Daniel Angelici, presidente de Boca Juniors. /Maxi
Failla/Clarín/
Por Fernando Gonzalez
La Argentina tiene un nuevo producto de exportación. Los
barrabravas. En la involución del país adolescente primero fueron las vacas que
los hacendados llevaban a París para asegurarse leche de primera calidad. El
loor al trigo que inmortalizó Lugones. El dulce de leche de la industria
liviana. Y los reactores nucleares que construyó el Invap. Pero después la cosa
se desbarrancó. Los desaparecidos fueron la marca trágica del terrorismo de
Estado. Y el 2001 inmortalizó el récord de los cinco presidentes en una semana.
En estos días son los violentos del fútbol argentino los que
se llevan el protagonismo. Ni siquiera el suceso organizativo del G-20 puede
competir con el desbande que baja de las tribunas y se extiende en las calles
cercanas a los estadios. Es tan inestable el clima previo de un partido
importante que la Superfinal entre River y Boca no se puede disputar en la
Argentina. Podemos garantizar la seguridad de Donald Trump, Xi Jinping,
Vladimir Putin y Angela Merkel pero no la de sesenta mil ciudadanos desatados
dentro de una cancha por algunas horas.
Por eso, el torneo más importante de América se definirá en
Madrid. Es una de las diez ciudades más seguras del planeta y los policías
tienen leyes contundentes: tanto para reprimir a los violentos como para ser
investigados si cometen excesos. Habrá 5.000 agentes españoles para prevenir el
fenómeno de los barrabravas. “Los ultras que ensombrecen el fútbol argentino”,
editorializa el diario El País en su portada. Ultras es el término con el que
denominan al flagelo del fútbol. España también los sufrió hace décadas pero
los combatió y los desterró de sus canchas.
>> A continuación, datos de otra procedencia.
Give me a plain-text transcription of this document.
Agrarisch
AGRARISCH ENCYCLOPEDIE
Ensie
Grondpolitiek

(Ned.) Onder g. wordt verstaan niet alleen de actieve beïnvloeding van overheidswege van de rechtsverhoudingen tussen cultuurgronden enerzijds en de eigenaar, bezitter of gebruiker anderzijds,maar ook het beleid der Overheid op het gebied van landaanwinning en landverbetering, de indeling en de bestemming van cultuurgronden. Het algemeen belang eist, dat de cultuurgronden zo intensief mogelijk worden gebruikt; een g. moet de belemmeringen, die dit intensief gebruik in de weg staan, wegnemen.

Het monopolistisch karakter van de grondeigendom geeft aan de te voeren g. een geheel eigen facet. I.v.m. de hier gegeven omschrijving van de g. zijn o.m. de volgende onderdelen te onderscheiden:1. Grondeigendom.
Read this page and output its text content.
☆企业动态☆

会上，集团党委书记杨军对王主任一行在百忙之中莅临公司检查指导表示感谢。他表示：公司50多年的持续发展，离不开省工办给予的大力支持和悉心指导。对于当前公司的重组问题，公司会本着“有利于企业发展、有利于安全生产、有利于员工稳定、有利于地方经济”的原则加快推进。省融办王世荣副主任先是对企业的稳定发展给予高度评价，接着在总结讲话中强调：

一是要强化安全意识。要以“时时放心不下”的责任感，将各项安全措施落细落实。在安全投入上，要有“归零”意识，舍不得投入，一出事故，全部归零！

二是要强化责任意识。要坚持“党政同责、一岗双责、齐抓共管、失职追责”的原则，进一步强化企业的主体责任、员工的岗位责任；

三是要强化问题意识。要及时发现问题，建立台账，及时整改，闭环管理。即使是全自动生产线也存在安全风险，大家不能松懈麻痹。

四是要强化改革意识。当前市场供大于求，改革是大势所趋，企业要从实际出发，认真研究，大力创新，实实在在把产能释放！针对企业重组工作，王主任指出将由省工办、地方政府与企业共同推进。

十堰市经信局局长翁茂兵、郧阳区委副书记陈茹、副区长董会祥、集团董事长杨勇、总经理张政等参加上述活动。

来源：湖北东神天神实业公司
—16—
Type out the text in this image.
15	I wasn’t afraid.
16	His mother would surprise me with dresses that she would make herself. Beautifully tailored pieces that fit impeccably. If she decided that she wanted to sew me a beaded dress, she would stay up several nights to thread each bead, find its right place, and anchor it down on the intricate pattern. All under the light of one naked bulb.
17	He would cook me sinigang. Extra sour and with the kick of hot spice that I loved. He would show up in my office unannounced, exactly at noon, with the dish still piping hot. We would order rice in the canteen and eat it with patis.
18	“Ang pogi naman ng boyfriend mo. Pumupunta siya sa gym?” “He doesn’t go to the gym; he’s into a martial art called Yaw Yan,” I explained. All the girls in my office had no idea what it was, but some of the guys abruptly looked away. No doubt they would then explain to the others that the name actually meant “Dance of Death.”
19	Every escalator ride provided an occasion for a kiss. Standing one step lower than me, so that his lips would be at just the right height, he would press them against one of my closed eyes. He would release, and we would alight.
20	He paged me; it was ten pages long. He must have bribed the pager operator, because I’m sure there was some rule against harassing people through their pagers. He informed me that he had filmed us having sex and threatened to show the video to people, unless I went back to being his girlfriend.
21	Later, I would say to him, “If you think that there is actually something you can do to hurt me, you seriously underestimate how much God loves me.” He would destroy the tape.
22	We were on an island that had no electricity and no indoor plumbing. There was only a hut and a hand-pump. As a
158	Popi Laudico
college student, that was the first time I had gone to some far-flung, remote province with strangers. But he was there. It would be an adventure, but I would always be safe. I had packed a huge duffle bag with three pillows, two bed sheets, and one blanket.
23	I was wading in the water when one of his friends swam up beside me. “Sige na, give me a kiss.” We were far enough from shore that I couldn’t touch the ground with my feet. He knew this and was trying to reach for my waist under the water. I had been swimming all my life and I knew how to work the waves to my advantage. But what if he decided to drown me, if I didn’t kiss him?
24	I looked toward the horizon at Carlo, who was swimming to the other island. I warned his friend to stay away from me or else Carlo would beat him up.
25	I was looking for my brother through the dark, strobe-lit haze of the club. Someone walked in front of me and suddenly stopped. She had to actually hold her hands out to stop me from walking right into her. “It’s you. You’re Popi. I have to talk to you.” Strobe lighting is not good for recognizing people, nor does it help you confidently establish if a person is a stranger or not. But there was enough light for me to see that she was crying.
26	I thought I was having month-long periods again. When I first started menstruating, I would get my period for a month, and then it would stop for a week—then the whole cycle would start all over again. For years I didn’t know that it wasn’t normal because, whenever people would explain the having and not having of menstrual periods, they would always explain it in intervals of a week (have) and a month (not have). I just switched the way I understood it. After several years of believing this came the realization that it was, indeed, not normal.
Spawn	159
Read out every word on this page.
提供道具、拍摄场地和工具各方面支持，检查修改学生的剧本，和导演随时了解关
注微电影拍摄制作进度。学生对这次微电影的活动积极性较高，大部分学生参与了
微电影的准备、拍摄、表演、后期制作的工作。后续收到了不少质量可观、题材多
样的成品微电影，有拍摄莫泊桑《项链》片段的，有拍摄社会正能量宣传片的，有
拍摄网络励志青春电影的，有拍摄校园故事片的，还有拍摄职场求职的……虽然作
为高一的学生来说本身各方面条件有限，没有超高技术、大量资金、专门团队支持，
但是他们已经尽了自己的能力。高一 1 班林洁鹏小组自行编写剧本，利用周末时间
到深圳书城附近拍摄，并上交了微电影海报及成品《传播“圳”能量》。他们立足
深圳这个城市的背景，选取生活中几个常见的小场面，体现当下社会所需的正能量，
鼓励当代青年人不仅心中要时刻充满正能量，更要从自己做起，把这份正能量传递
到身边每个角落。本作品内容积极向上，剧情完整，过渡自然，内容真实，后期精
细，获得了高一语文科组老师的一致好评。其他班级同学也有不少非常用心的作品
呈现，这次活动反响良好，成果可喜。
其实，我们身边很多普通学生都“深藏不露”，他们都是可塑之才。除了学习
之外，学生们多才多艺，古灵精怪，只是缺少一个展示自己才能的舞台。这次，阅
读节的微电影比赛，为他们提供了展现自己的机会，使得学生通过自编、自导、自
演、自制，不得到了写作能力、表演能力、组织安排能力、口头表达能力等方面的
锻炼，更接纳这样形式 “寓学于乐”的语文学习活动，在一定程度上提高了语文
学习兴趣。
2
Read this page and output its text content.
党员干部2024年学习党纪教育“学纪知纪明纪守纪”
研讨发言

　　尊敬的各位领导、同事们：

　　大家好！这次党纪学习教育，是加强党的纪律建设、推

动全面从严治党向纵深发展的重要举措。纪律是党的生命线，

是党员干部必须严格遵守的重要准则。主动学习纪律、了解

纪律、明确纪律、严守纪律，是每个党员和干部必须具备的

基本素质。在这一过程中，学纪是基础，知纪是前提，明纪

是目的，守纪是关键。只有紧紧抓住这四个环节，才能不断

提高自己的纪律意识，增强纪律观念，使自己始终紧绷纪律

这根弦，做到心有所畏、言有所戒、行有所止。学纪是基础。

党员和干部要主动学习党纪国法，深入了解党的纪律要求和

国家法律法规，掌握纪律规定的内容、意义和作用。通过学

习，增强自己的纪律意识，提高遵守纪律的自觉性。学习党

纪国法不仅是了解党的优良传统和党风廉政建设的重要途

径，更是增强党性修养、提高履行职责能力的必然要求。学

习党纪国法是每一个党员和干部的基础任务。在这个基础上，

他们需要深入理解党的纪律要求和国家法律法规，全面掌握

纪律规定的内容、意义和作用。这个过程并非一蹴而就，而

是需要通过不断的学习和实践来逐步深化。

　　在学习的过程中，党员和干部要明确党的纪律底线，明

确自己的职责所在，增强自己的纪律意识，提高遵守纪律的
Lo increíble es que en la Argentina haya dirigentes que se
sigan indignando por el superclásico que “nos quitaron”, como dicen algunos. El
presidente de River, Rodolfo D'Onofrio, seguía afirmando que su club no había
hecho nada al mismo tiempo que la Justicia condenaba con dos años y cuatro
meses de prisión a uno de los cientos de simpatizantes del club que le tiraron
piedras y botellazos al micro donde viajaban los jugadores de Boca. ¿Y qué se
puede decir del barrabrava Rafael Di Zeo, liderando el operativo de seguridad
que debía custodiar la salida de Boca hacia el aeropuerto de Ezeiza? Que la
final se juegue a diez mil kilómetros de Buenos Aires también es
responsabilidad de Boca y de Daniel Angelici.
El circuito barrabrava que le agrega otra cuota de oscuridad
a la Argentina no es patrimonio exclusivo de los hinchas más violentos que
tiene el fútbol. Se consolida en una cadena perversa que incluye a los
dirigentes de los clubes, a los policías corruptos, a los sindicalistas
mafiosos y a muchos, demasiados integrantes de la política nacional. Por eso,
no es casualidad que se resistan a encabezar desde el Estado una estrategia que
le ponga fin al miedo como combustible de un negocio asociado a la muerte.
Tuvieron una oportunidad inmejorable en la tarde del jueves.
Surfeando sobre la ola del desastre que habían protagonizado River y Boca, el
Gobierno envió al Congreso un proyecto que endurece las penas de todos aquellos
que participen de la fiesta barrabrava. Pero los diputados, los de la oposición
pero también algunos oficialistas, lo frenaron con el argumento de que las
penas eran excesivas. ¿El resultado? Lo suspendieron por dos semanas y casi
seguramente no habrá ley este año. En la Argentina, y en cualquier otro lugar
del mundo, a esa prescindencia con el delito se la conoce como complicidad.